Study Rationale:
People with a form of idiopathic REM sleep behavior disorder (iRBD) experience nightmares and lash out physically during a stage of sleep when the body's muscles are normally relaxed. Most of these individuals develop Parkinson’s disease (PD) a few years after this disorder first appears. Therefore, iRBD represents an early stage of PD that offers a unique opportunity for identifying the cellular changes that underlie the neuronal damage associated with the disease. Neurons depend on energy provided by mitochondria, a subcellular structure that contains its own DNA. Defects in mitochondrial DNA can cause a failure in energy production, which initiates neurodegeneration — a process that can lead to irreversible neuronal damage.
Hypothesis:
We hypothesize that alterations in mitochondrial DNA bring about neurodegeneration early in PD. In this study, we seek to establish whether changes in the content or integrity of mitochondrial DNA precede — or are already present at — the earliest stages of the disease.
Study Design:
We plan to measure the amount of mitochondrial DNA present in each cell — and the proportion of that DNA contains large deletions — in people with iRBD, late-stage PD, and in control volunteers. These measurements will allow us to assess whether mitochondrial DNA damage precedes, or is a consequence of, Parkinson’s disease.

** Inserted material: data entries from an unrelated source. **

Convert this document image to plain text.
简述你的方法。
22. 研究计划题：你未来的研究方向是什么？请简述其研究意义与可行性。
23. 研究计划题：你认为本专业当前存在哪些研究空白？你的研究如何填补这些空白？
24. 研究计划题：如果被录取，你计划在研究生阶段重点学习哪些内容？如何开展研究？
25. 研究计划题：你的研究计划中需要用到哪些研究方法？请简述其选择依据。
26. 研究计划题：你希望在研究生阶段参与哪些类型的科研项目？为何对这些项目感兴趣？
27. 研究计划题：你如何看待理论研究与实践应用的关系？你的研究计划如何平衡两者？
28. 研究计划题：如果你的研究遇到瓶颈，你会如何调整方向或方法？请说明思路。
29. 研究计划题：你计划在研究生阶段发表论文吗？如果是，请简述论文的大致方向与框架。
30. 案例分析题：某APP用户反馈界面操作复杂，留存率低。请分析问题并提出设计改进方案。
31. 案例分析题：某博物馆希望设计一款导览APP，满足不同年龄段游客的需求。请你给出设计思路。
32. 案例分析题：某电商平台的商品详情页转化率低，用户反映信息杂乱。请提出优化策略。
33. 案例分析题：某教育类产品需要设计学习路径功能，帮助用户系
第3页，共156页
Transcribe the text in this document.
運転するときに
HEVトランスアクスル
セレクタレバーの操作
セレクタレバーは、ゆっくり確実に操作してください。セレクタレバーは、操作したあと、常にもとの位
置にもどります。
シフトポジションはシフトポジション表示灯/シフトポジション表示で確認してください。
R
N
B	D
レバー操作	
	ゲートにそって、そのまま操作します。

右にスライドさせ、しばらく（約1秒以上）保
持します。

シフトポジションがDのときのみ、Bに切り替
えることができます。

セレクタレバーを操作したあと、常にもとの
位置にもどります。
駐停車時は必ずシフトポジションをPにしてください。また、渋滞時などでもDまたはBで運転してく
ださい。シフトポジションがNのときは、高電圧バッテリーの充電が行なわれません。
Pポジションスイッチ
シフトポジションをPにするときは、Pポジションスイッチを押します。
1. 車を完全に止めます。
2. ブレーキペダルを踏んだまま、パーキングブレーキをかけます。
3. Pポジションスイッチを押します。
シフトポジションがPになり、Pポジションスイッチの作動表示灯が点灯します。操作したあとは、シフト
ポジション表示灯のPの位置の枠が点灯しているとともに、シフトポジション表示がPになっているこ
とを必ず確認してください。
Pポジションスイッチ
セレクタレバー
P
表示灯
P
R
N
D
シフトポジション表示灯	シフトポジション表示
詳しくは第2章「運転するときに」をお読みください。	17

Impact on Diagnosis/Treatment of Parkinson’s Disease:
The proposed studies will provide crucial information for evaluating whether changes in mitochondrial DNA content and integrity are biomarkers for the early diagnosis or progression of Parkinson’s disease.
Next Steps for Development:
The next steps will be to investigate whether measurement of mitochondrial DNA content and integrity serves to monitor the therapeutic effect of disease-modifying drug treatments at the early stage of PD in clinical trials.